/multimodal

Multimodal Analysis for Emotion Recognition

Primary LanguagePython

Multimodal Analysis

This project allows the user to perform a multimodal analysis for emotion recognition in Spanish-language videos. It uses pre-trained models to predict emotions from different data sources.

The models have been evaluated using a cross validation with a maximum accuracy of 0.8014 when the three modalities (text, audio, video) are combined.

Configuration

This tool can be used to analyze a full video. However, it is needed to follow several rules so the script can read the video files in the right way in order to synchronize them.

  • Each video must be divided in X utterances.
  • A bounds file which indicates where an utterance start and end.

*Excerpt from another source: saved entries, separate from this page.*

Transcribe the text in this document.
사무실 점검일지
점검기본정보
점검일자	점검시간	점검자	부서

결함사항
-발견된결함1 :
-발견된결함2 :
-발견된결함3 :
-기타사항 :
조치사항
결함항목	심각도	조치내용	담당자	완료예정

This file must be a CSV with at least two columns: #starttime and #endtime.
  • The text file must have one row per utterance in CSV format.
  • One audio file is needed for each utterance in WAV format.

The script can be executed from the command line using a configuration file or passing the arguments through the terminal directly. The available options are the following.

Option Description
--file FILE Path of the configuration file, if this option is used, any other one can be used.
--bounds BOUNDS Bounds path file
--text TEXT Text path file
--audio AUDIO [AUDIO ...] Audio files for each utterance
--audio-dir AUDIO_DIR Audio directory where the audio files. This option is exclusive with the previous one.
--video VIDEO Video file path

The options for the configuration file are the same that are described in the table. You can see an example in the config.yml file.

Once the script is executed, a summarizing table is presented indicating for each utterance if the emotion is positive or negative. The analysis accomplished depends on the sources input. Thus, all the possible options will be computed.

Import multimodal

This project can be also be used to analyze a video manually. For this purpose, two different tools are provided: one for extracting features from the different input sources and one for analyzing the features extracted.

The FeaturesExtractor can be used to extract features individually for each sources or synchronize them in pairs or all of them. The AudioFeature extractor computes 34 of short-term features implemented in pyAudioAnalysis library. The VideoFeature extractor uses a pretrained deep learning model for computing emotions.

from multimodal import features

# AudioFeatures extractor
ft = features.AudioFeatures().run('path/to/file.wav')

# VideoFeatures extractor
ft = features.VideoFeatures().run('path/to/file.mp4')

# BimodalFeatures extractor
bf = features.BimodalFeatures('path/to/bounds.csv')
sources = ('audio', 'text')
ft = bf.run(sources, audio=['path/to/audio.wav', ...], text='path/to/text.csv')

# MultimodalFeatures extractor
mf = features.MultimodalFeatures('path/to/bounds.csv')
ft = mf.run(video='path/to/video.mp4', audio=['path/to/audio.wav', ...], text='path/to/text.csv')